The gospel, the good news of Christ, is the talent that has been entrusted to us. That changes how we look at this third servant. When the treasure is the gospel, then burying it is an act of supreme disobedience toward God. The first two servants, instead of burying the treasure, traded with it. In other words, they took it out into the world and shared it with others.
Jesus’ instruction to us, through this parable, is this: “Risk everything to share this treasure.”
“Risk everything to share this gospel. Proclaim it in your speaking and in your living. Share this gospel by your actions, by your love, your kindness, your generosity, your faithfulness, your involvement in your church. Teach it to your children and to their children, and to their children’s children.”
This is the big enchilada. This is the pearl of great price. There is nothing of greater value.
The gospel is not something to be buried. It is something to be shared.
We heard these words sang by the choir today:
“Christ, the blessed One, gives to all, Wonderful words of life;
Sweetly echo the Gospel call, Wonderful words of life;
Offer pardon and peace to all, Wonderful words of life.”

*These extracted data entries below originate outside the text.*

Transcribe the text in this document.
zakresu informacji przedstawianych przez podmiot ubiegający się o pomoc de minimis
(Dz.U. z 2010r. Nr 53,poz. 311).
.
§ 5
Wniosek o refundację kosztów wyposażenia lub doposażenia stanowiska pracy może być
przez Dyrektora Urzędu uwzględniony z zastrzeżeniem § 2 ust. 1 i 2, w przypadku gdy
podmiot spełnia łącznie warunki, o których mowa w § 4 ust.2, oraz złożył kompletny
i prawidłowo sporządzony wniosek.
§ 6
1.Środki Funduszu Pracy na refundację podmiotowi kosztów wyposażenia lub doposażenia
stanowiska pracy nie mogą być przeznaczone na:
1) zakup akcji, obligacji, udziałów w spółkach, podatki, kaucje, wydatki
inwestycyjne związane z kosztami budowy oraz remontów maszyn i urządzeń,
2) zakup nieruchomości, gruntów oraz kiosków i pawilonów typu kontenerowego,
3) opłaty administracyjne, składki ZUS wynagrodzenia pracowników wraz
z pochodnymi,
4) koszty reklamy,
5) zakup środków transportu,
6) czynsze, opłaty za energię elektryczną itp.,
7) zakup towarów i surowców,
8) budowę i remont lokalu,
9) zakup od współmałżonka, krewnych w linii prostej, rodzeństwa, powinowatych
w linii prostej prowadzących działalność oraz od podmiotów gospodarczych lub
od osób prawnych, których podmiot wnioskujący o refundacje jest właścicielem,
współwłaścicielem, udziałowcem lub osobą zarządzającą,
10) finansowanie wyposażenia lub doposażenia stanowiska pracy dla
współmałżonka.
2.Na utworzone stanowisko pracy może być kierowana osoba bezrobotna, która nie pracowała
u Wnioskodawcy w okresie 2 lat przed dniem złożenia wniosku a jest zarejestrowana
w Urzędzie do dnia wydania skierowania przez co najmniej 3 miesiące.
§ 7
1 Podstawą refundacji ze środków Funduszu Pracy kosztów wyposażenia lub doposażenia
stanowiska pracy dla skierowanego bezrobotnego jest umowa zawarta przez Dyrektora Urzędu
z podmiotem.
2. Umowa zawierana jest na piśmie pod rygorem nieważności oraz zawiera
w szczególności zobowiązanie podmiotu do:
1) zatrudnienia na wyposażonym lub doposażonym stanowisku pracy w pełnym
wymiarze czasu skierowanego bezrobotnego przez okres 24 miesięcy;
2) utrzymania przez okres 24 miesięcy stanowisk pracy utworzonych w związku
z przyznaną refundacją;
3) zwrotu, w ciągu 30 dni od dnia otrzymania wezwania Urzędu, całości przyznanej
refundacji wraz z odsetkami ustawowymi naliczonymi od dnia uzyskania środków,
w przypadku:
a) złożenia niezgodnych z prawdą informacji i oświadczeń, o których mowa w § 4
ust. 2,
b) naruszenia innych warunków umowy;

These wonderful words of life is the treasure that has been entrusted to us. And we have a mission – to share with others this treasure we’ve been given. That mission will lead us to all kinds of things: from welcoming and serving and helping people in need, to our involvement in the ministries of St. John church, to the giving of our finances to support the church’s preaching and teaching of this gospel.
Friends, Jesus has given us a treasure beyond our imagining, greater wealth than we’ve ever hoped to see in our lifetimes. We are loved, valued, and forgiven. We have an eternal home with God. We are his children forever. Let’s step out of our comfort zone and take a risk by given of ourselves, our time, our abilities, and our finances to make sure this gospel message gets shared with others.